In The Impact of Global Warming on Texas, biodiversity “refers to (1) the number of types of natural ecological regions (ecoregions), (2) the number of native species within each ecoregion, and (3) the genetic variation within species” (124). We found it interesting that many countries that topped the charts in biodiversity were not necessarily situated in Central and South America–areas known for their luscious rainforests and exotic animals. In the aforementioned book chapter, the authors explained that the size of an area can have as much influence on biodiversity as the type of climate encompassed within the area. “Texas is ranked second only to California in overall estimates of biodiversity [in the United States],” and much of the biodiversity can be attributed to large variety of ecoregions within the state. Texas contains twelve major ecoregions, “ranging from deserts to prairies and pine forests from mountains to coastal marshes” (124).
Applying this to our data, we discovered that a majority of the countries with the highest ranking biodiversity were the larger countries of the world. Although we didn’t research how many recognized ecoregions were contained within each country, we assumed that, like Texas, more square mileage might have translated to more ecoregions contained within a country and thus more biodiversity.

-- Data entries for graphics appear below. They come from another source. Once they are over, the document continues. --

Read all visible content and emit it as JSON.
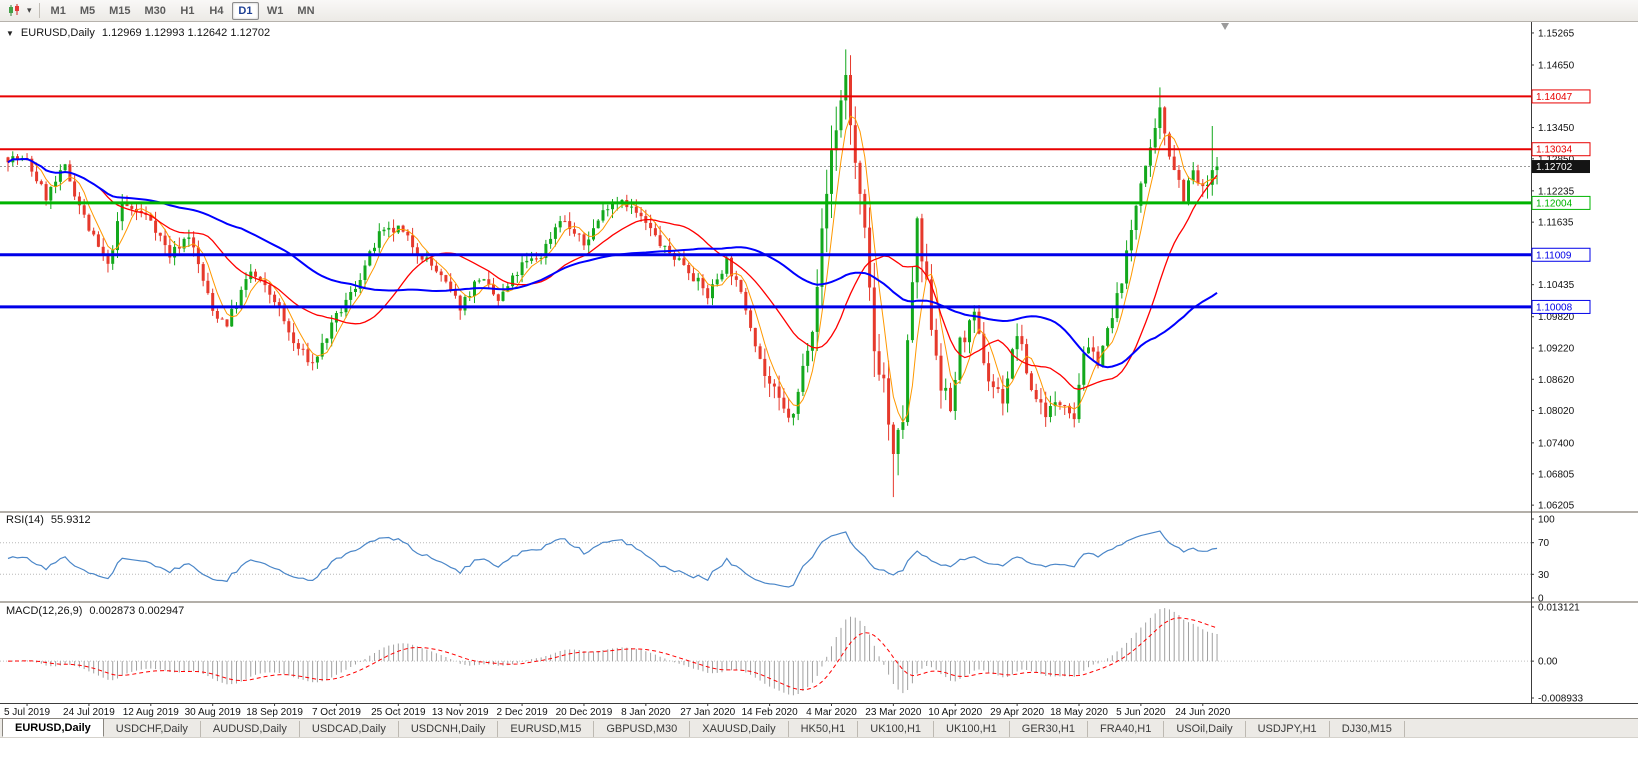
{
  "toolbar": {
    "timeframes": [
      "M1",
      "M5",
      "M15",
      "M30",
      "H1",
      "H4",
      "D1",
      "W1",
      "MN"
    ],
    "active_timeframe": "D1"
  },
  "main_chart": {
    "symbol_title": "EURUSD,Daily",
    "ohlc": "1.12969 1.12993 1.12642 1.12702",
    "bid_label": "1.12702",
    "axis_labels": [
      "1.15265",
      "1.14650",
      "1.13450",
      "1.12850",
      "1.12235",
      "1.11635",
      "1.10435",
      "1.09820",
      "1.09220",
      "1.08620",
      "1.08020",
      "1.07400",
      "1.06805",
      "1.06205"
    ],
    "hlines": [
      {
        "price": 1.14047,
        "label": "1.14047",
        "color": "#e80000",
        "width": 2
      },
      {
        "price": 1.13034,
        "label": "1.13034",
        "color": "#e80000",
        "width": 2
      },
      {
        "price": 1.12004,
        "label": "1.12004",
        "color": "#00b400",
        "width": 3
      },
      {
        "price": 1.11009,
        "label": "1.11009",
        "color": "#0000e8",
        "width": 3
      },
      {
        "price": 1.10008,
        "label": "1.10008",
        "color": "#0000e8",
        "width": 3
      }
    ]
  },
  "rsi_panel": {
    "title": "RSI(14)",
    "value": "55.9312",
    "axis_labels": [
      "100",
      "70",
      "30",
      "0"
    ],
    "level_lines": [
      70,
      30
    ]
  },
  "macd_panel": {
    "title": "MACD(12,26,9)",
    "values": "0.002873 0.002947",
    "axis_labels": [
      {
        "value": 0.013121,
        "label": "0.013121"
      },
      {
        "value": 0,
        "label": "0.00"
      },
      {
        "value": -0.008933,
        "label": "-0.008933"
      }
    ]
  },
  "time_axis": {
    "labels": [
      "5 Jul 2019",
      "24 Jul 2019",
      "12 Aug 2019",
      "30 Aug 2019",
      "18 Sep 2019",
      "7 Oct 2019",
      "25 Oct 2019",
      "13 Nov 2019",
      "2 Dec 2019",
      "20 Dec 2019",
      "8 Jan 2020",
      "27 Jan 2020",
      "14 Feb 2020",
      "4 Mar 2020",
      "23 Mar 2020",
      "10 Apr 2020",
      "29 Apr 2020",
      "18 May 2020",
      "5 Jun 2020",
      "24 Jun 2020"
    ]
  },
  "tabs": {
    "active": "EURUSD,Daily",
    "items": [
      "EURUSD,Daily",
      "USDCHF,Daily",
      "AUDUSD,Daily",
      "USDCAD,Daily",
      "USDCNH,Daily",
      "EURUSD,M15",
      "GBPUSD,M30",
      "XAUUSD,Daily",
      "HK50,H1",
      "UK100,H1",
      "UK100,H1",
      "GER30,H1",
      "FRA40,H1",
      "USOil,Daily",
      "USDJPY,H1",
      "DJ30,M15"
    ]
  },
  "colors": {
    "up": "#13a81c",
    "down": "#e6392c",
    "ma_fast": "#ff9800",
    "ma_mid": "#ff0000",
    "ma_slow": "#0000ff",
    "rsi_line": "#4a86c8",
    "macd_hist": "#a0a0a0",
    "macd_signal": "#ff0000",
    "bid_box_bg": "#141414",
    "bid_box_text": "#ffffff",
    "axis_text": "#111111"
  },
  "chart_data": {
    "type": "candlestick",
    "symbol": "EURUSD",
    "timeframe": "Daily",
    "title": "EURUSD,Daily 1.12969 1.12993 1.12642 1.12702",
    "candle_count": 255,
    "last_close": 1.12702,
    "price_axis_range": [
      1.0615,
      1.1536
    ],
    "macd_axis": {
      "max": 0.013121,
      "min": -0.008933
    },
    "rsi_axis": [
      0,
      100
    ],
    "time_tick_first_index": 4,
    "time_tick_step": 13,
    "seed": 7,
    "close_anchors": [
      [
        0,
        1.1288
      ],
      [
        4,
        1.128
      ],
      [
        8,
        1.1212
      ],
      [
        12,
        1.1268
      ],
      [
        17,
        1.115
      ],
      [
        21,
        1.1077
      ],
      [
        24,
        1.1198
      ],
      [
        30,
        1.117
      ],
      [
        34,
        1.11
      ],
      [
        38,
        1.114
      ],
      [
        43,
        1.0992
      ],
      [
        46,
        1.097
      ],
      [
        51,
        1.1068
      ],
      [
        56,
        1.1015
      ],
      [
        60,
        1.093
      ],
      [
        64,
        1.0892
      ],
      [
        69,
        1.098
      ],
      [
        73,
        1.104
      ],
      [
        78,
        1.1138
      ],
      [
        82,
        1.115
      ],
      [
        86,
        1.111
      ],
      [
        90,
        1.107
      ],
      [
        95,
        1.1002
      ],
      [
        99,
        1.1058
      ],
      [
        103,
        1.1012
      ],
      [
        108,
        1.108
      ],
      [
        112,
        1.11
      ],
      [
        116,
        1.1173
      ],
      [
        121,
        1.112
      ],
      [
        126,
        1.1198
      ],
      [
        129,
        1.121
      ],
      [
        134,
        1.116
      ],
      [
        138,
        1.111
      ],
      [
        142,
        1.1085
      ],
      [
        147,
        1.1022
      ],
      [
        151,
        1.109
      ],
      [
        155,
        1.1
      ],
      [
        159,
        1.087
      ],
      [
        163,
        1.08
      ],
      [
        165,
        1.0788
      ],
      [
        169,
        1.0978
      ],
      [
        171,
        1.1135
      ],
      [
        173,
        1.13
      ],
      [
        176,
        1.1446
      ],
      [
        178,
        1.127
      ],
      [
        180,
        1.113
      ],
      [
        182,
        1.092
      ],
      [
        184,
        1.086
      ],
      [
        186,
        1.07
      ],
      [
        188,
        1.079
      ],
      [
        190,
        1.105
      ],
      [
        191,
        1.1145
      ],
      [
        193,
        1.103
      ],
      [
        196,
        1.0862
      ],
      [
        198,
        1.0802
      ],
      [
        200,
        1.093
      ],
      [
        203,
        1.0978
      ],
      [
        206,
        1.0862
      ],
      [
        209,
        1.0825
      ],
      [
        212,
        1.0952
      ],
      [
        215,
        1.0842
      ],
      [
        218,
        1.08
      ],
      [
        222,
        1.0822
      ],
      [
        224,
        1.0792
      ],
      [
        226,
        1.0918
      ],
      [
        229,
        1.09
      ],
      [
        232,
        1.0978
      ],
      [
        235,
        1.1098
      ],
      [
        238,
        1.1248
      ],
      [
        240,
        1.1292
      ],
      [
        242,
        1.1373
      ],
      [
        244,
        1.13
      ],
      [
        247,
        1.1215
      ],
      [
        249,
        1.1258
      ],
      [
        251,
        1.122
      ],
      [
        253,
        1.1252
      ],
      [
        254,
        1.12702
      ]
    ],
    "volatility": [
      {
        "from": 0,
        "to": 158,
        "range": 0.0036
      },
      {
        "from": 159,
        "to": 168,
        "range": 0.0052
      },
      {
        "from": 169,
        "to": 196,
        "range": 0.01
      },
      {
        "from": 197,
        "to": 214,
        "range": 0.0055
      },
      {
        "from": 215,
        "to": 235,
        "range": 0.0045
      },
      {
        "from": 236,
        "to": 254,
        "range": 0.0055
      }
    ],
    "wick_overrides": [
      {
        "i": 64,
        "low": 1.0879
      },
      {
        "i": 165,
        "low": 1.0778
      },
      {
        "i": 176,
        "high": 1.1495
      },
      {
        "i": 186,
        "low": 1.0636
      },
      {
        "i": 242,
        "high": 1.1422
      },
      {
        "i": 253,
        "high": 1.1348
      }
    ],
    "moving_averages": [
      {
        "period": 5,
        "color_key": "ma_fast",
        "width": 1
      },
      {
        "period": 20,
        "color_key": "ma_mid",
        "width": 1.3
      },
      {
        "period": 50,
        "color_key": "ma_slow",
        "width": 2
      }
    ],
    "indicators": [
      {
        "name": "RSI",
        "period": 14,
        "current": 55.9312,
        "levels": [
          70,
          30
        ]
      },
      {
        "name": "MACD",
        "fast": 12,
        "slow": 26,
        "signal": 9,
        "current_macd": 0.002873,
        "current_signal": 0.002947
      }
    ]
  }
}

As stated earlier, biodiversity is not one dimensional. Just because a country is large does not make it naturally biodiverse, and vise versa. For the countries that were not expansive, we examined other possible contributors to their lack or plethora of biodiversity. Japan was a country that we examined that, unlike other small countries, was relatively biodiverse. Our group decided to examine “percent of land forest area” and came to find that Japan had the highest percentage of their country as forest, at 69%.

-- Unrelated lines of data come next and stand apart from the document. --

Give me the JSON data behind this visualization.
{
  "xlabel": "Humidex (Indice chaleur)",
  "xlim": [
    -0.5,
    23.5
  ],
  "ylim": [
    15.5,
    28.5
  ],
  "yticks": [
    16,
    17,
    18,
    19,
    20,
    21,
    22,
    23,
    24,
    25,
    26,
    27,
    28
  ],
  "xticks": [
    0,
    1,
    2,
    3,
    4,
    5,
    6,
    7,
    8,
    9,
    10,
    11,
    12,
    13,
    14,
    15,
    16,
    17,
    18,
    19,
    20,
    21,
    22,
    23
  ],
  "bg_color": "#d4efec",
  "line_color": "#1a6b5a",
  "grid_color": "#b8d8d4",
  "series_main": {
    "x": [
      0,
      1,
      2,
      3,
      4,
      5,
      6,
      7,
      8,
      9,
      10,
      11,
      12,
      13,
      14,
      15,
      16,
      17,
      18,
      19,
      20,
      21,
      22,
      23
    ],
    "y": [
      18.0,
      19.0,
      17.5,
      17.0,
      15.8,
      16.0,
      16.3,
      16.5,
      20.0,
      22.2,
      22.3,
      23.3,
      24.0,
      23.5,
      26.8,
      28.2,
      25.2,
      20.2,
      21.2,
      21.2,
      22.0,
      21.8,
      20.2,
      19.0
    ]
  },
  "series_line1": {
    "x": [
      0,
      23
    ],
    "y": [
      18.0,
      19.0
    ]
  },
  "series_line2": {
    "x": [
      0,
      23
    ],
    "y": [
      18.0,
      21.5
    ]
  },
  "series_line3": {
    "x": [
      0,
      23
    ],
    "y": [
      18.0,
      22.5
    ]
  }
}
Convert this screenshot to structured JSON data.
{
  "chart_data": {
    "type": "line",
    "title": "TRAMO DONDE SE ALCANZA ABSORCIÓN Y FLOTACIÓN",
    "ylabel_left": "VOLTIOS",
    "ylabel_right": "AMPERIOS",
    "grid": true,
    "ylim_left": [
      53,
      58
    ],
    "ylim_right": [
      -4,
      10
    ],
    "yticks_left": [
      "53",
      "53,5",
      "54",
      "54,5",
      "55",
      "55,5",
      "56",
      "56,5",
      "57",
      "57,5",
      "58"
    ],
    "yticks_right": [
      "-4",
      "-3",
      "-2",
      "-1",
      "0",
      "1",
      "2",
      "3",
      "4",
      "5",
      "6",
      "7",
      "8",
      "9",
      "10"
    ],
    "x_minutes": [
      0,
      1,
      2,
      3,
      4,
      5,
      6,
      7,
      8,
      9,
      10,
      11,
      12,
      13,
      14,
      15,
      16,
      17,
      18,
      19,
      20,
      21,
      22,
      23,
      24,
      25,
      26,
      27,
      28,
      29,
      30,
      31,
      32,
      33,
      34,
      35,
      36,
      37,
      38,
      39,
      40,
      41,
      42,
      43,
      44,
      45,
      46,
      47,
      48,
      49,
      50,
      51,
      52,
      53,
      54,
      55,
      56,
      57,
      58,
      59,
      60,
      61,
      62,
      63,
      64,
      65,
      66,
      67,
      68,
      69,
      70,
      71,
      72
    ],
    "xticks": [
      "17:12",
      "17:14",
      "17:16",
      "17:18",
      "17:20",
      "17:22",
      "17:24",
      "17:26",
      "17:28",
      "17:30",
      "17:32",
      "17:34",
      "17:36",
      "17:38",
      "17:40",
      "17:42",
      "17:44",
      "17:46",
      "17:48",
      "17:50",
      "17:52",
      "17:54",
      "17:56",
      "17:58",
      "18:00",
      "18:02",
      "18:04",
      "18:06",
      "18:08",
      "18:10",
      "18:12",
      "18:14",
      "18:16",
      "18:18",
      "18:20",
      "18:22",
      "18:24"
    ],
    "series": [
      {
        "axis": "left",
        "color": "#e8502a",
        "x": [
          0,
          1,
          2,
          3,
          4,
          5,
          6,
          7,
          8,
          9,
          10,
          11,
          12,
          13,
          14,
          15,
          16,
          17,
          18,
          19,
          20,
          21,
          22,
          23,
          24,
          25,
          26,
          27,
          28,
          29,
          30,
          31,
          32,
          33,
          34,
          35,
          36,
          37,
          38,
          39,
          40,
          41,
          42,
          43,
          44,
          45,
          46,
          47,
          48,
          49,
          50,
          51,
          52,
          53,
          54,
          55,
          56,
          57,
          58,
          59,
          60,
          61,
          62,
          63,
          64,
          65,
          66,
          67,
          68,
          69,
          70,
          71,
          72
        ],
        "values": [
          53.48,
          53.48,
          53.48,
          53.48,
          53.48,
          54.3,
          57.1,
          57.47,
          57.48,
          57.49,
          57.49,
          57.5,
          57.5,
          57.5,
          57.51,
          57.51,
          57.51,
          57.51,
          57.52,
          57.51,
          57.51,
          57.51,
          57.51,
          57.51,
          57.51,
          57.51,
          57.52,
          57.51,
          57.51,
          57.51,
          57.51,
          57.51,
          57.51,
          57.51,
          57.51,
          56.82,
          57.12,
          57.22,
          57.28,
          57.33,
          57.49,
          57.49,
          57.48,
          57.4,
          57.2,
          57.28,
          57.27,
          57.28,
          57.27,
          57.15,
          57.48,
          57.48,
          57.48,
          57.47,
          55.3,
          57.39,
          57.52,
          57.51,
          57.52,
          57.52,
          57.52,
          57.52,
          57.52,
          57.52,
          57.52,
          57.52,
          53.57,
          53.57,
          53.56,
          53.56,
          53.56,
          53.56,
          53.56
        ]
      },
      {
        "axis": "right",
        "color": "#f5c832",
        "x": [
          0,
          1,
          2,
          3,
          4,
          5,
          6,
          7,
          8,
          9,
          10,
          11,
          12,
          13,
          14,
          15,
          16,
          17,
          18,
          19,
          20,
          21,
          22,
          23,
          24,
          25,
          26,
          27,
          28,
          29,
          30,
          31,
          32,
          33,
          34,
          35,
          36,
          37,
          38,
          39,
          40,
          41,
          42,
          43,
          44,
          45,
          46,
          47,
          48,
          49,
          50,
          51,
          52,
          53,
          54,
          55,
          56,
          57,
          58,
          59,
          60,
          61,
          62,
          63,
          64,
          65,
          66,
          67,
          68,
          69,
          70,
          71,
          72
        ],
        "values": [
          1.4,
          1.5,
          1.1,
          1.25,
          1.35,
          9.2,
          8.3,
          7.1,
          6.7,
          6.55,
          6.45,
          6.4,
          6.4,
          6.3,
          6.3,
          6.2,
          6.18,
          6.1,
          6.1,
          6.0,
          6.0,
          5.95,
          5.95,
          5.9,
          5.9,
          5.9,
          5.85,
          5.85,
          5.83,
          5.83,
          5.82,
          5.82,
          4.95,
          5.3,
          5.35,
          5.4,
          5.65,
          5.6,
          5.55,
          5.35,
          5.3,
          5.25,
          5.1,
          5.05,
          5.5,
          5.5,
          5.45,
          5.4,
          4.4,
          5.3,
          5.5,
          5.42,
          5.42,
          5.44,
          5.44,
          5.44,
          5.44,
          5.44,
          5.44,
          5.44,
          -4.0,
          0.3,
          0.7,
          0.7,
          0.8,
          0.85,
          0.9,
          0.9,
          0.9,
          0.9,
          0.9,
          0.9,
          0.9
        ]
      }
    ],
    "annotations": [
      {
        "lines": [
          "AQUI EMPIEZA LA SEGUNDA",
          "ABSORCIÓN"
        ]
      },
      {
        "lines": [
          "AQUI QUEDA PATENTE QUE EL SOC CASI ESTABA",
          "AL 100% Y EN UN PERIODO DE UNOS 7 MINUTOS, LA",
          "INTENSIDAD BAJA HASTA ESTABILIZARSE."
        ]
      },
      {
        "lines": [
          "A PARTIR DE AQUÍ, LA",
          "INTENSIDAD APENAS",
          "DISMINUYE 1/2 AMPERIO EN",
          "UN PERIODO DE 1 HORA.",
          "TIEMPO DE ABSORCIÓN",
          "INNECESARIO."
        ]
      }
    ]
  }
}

Another factor that we noticed largely affected the biodiversity of a country was the regional temperature of that country. The chapter from The Impact of Global Warming on Texas, stated “vertebrate species richness naturally tends to be highest in southern areas and decreases with seasonally harsh winters in the north” (Packard et al 2011).

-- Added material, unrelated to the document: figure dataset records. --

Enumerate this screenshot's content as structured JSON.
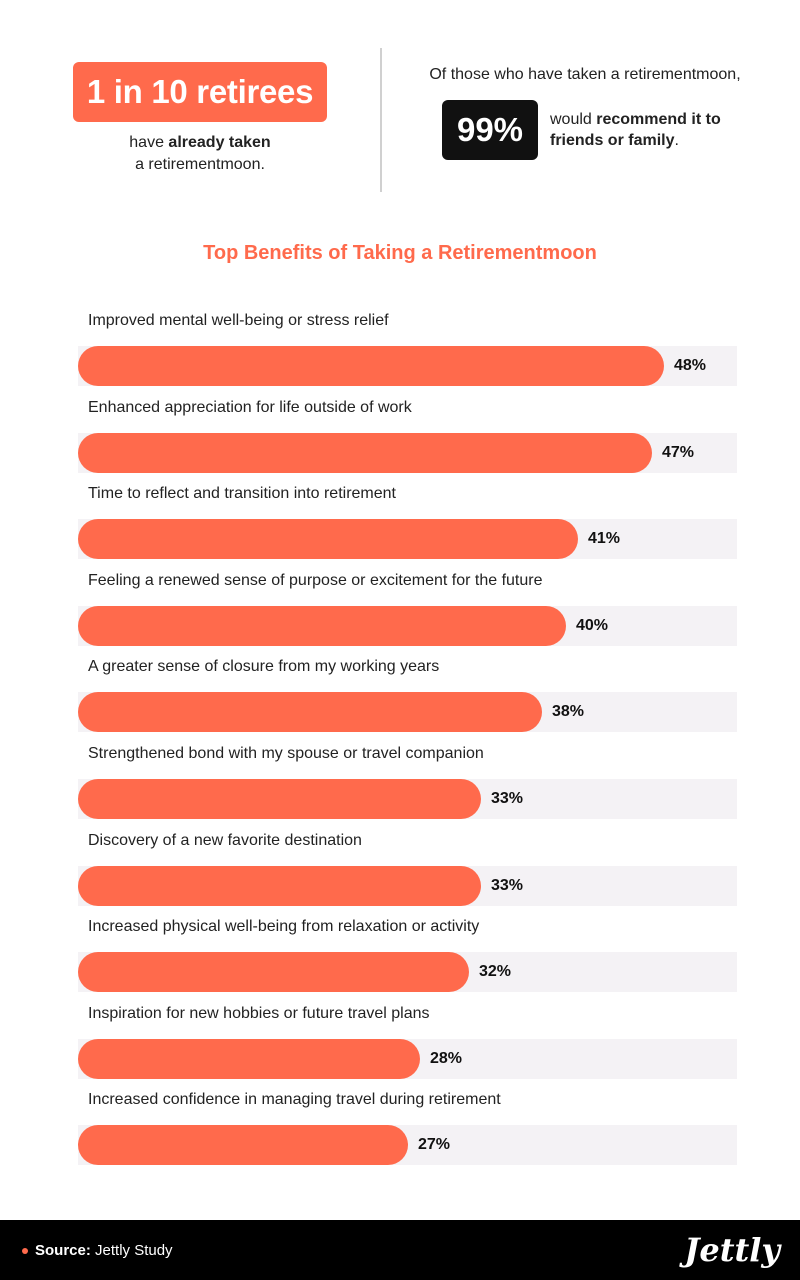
{
  "stat_left": {
    "headline": "1 in 10 retirees",
    "caption_pre": "have ",
    "caption_bold": "already taken",
    "caption_post": " a retirementmoon."
  },
  "stat_right": {
    "intro": "Of those who have taken a retirementmoon,",
    "value": "99%",
    "text_pre": "would ",
    "text_bold": "recommend it to friends or family",
    "text_post": "."
  },
  "colors": {
    "accent": "#ff6a4c",
    "track": "#f4f2f5",
    "dark": "#111111"
  },
  "chart_data": {
    "type": "bar",
    "orientation": "horizontal",
    "title": "Top Benefits of Taking a Retirementmoon",
    "xlim": [
      0,
      54
    ],
    "categories": [
      "Improved mental well-being or stress relief",
      "Enhanced appreciation for life outside of work",
      "Time to reflect and transition into retirement",
      "Feeling a renewed sense of purpose or excitement for the future",
      "A greater sense of closure from my working years",
      "Strengthened bond with my spouse or travel companion",
      "Discovery of a new favorite destination",
      "Increased physical well-being from relaxation or activity",
      "Inspiration for new hobbies or future travel plans",
      "Increased confidence in managing travel during retirement"
    ],
    "values": [
      48,
      47,
      41,
      40,
      38,
      33,
      33,
      32,
      28,
      27
    ],
    "value_labels": [
      "48%",
      "47%",
      "41%",
      "40%",
      "38%",
      "33%",
      "33%",
      "32%",
      "28%",
      "27%"
    ]
  },
  "footer": {
    "source_label": "Source:",
    "source_text": " Jettly Study",
    "logo": "Jettly"
  }
}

Applying that to our world map, we noticed that this played a role especially in Russia. Russia, a large country with a higher density of forest area, might be assumed to be one of the most biodiverse countries. However, due to the location of the country, Russia annually experiences harsh winters through a majority of the country, hurting its net biodiversity.
Adversely, we also noticed that temperature had a positive effect on biodiversity in Australia. Australia was exceedingly low in forest percentage yet is a relatively larger country. However, when examining the net GEF biodiversity, Australia is only second to the US. This catapult into “second place” could be attributed to its temperate climate and its mild winters. Due to the fact that vertebrates would have less seasonal adversity testing their toughness, even the more vulnerable plants and animals would have opportunity to survive throughout the winter and prolong the existence of their species.
Overall, we found very interesting connections between biodiversity and size, forest cover, and temperature. However, the World Bank website does not give very detailed descriptions as to how the GEF Biodiversity index data is collected, so it’s difficult to determine the validity and precision of the data that was provided. Additionally, since the data sets span entire countries, there is not a standardized area that is being surveyed. Biodiversity encompasses many different criteria, so although the numbers might stay the same, individual aspects of the index might vary. An interesting follow-up to our research might be a more detailed look at biodiversity throughout the world, not just the twenty-five countries that Lewis & Clark students study abroad in. For example, it would be interesting to continue our research on how the size of a country corresponds to biodiversity by looking at other large countries such as Canada.